To those who are trying to balance a career, personal life, writing and school, Alacaraz emphasizes the importance of routine, and how different that routine can look from person to person.
“A lot of people say you have to write every day, but I don't think that's true for everyone. You can't force creativity, unfortunately. Some days, it's just not going to happen. Try to find a rhythm and habits that work for you, and understand they may change. I used to write on my lunch break at school a lot, and on the weekends. Now that I'm home with two small children, I wake up early and do most of my writing then.”
From political science to teaching
“I’ve always been interested in public service, and kind of fell into political science after loving my AP Government class in high school. I added global studies as a major because I was interested in the internship abroad component. I traveled to Ghana with a health education outreach program," Alcaraz says.

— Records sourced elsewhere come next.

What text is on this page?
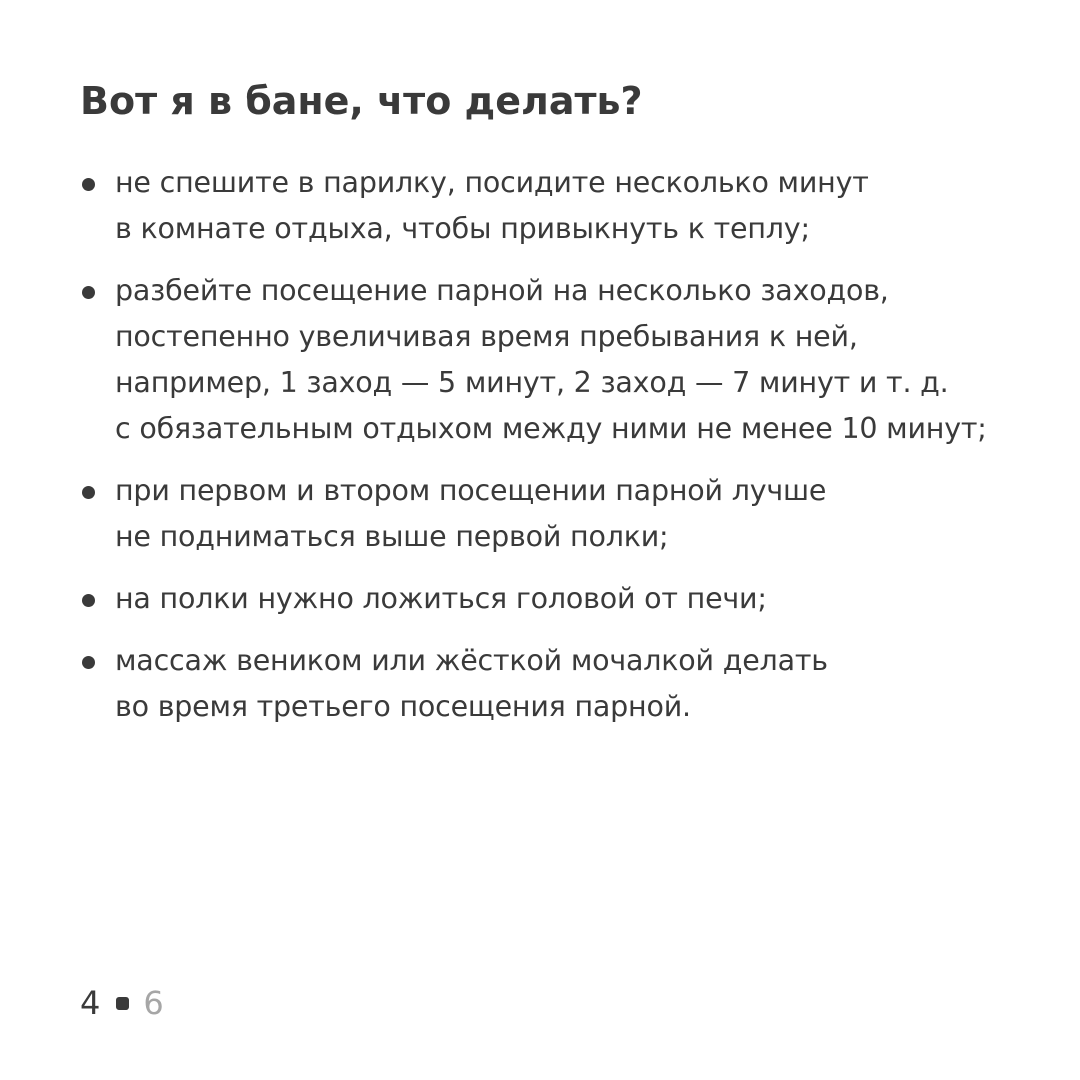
Вот я в бане, что делать?
не спешите в парилку, посидите несколько минут
в комнате отдыха, чтобы привыкнуть к теплу;
разбейте посещение парной на несколько заходов,
постепенно увеличивая время пребывания к ней,
например, 1 заход — 5 минут, 2 заход — 7 минут и т. д.
с обязательным отдыхом между ними не менее 10 минут;
при первом и втором посещении парной лучше
не подниматься выше первой полки;
на полки нужно ложиться головой от печи;
массаж веником или жёсткой мочалкой делать
во время третьего посещения парной.
4 6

“I’ve worked on a couple campaigns, but ultimately found my degree as a solid foundation for activism, critical thinking and social awareness more than a pathway into politics specifically.”
While at ASU, Alcaraz was a member of Pi Beta Phi, an on-campus sorority, and served as the health and wellness director for the Undergraduate Student Government.
“Planning our campus's One Glove event for World AIDS Day, where we distributed free condoms and free STI testing on Hayden Mall, continues to be one of my life's greatest achievements.”
After she graduated in 2013, Alcaraz spent time working for Teach For America as she identified strongly with their mission and it was important to her to do something that felt meaningful. She continued teaching until last year.
“It's hard to think of anything more impactful than teaching," she says. "Every day I felt like I was tackling challenges that made a direct impact on other people. Additionally, it was a great learning experience for me. I continue to be interested in policy, and having a ground-level understanding of our educational system is an incredible asset that guides a lot of my decision-making, as a voter, as a parent and as a writer."
Alcaraz felt prepared for the job market through the vast array of opportunities and experiences the university provides.
“No matter what you're interested in, there is likely a person or organization available that can help you explore that passion,” she says.
She also earned a master’s degree in education policy from the Mary Lou Fulton Teachers College in 2020 while teaching at ASU Prep.
“My interest in policy and civic engagement is perhaps one of the very few common denominators in my professional life, which is why I chose this program.
“I ended up studying a lot about culturally responsive teaching, which is one of my huge passions. It made me a better teacher and teacher leader, undoubtedly, but it's also something I think about as I write books for young people. So much of the required reading in schools is not reflective of the lived experiences of students, and I hope my works give young people a chance to see themselves in books they hopefully like.”
Alcaraz currently lives in Scottsdale and grew up in Gilbert. She taught in Phoenix for five years.
“Teaching is inherently a challenging job, and our current educational climate makes it practically impossible. I commend so many of my peers for staying in the classroom, and also stand in solidarity with so many more who have had to leave,” Alcaraz says.
“Teachers make so many sacrifices — financially, emotionally, physically — and not enough is done to address it. I miss being in the classroom, but it was not sustainable for me with both my family, my writing career and the high-stakes chaos that has come since COVID. Both our students and our teachers deserve so much better.”
Giving back to ASU
Alcaraz is currently serving on the School of Politics and Global Studies’ Council of Friends, as she believes it's important to share her experiences and answer student questions.
“Getting a book published is a long and daunting process, and I was able to navigate it because I had other writers in my life who shared their experiences and answered my questions. If I can be that for some other future writers, that would be amazing,“ she says.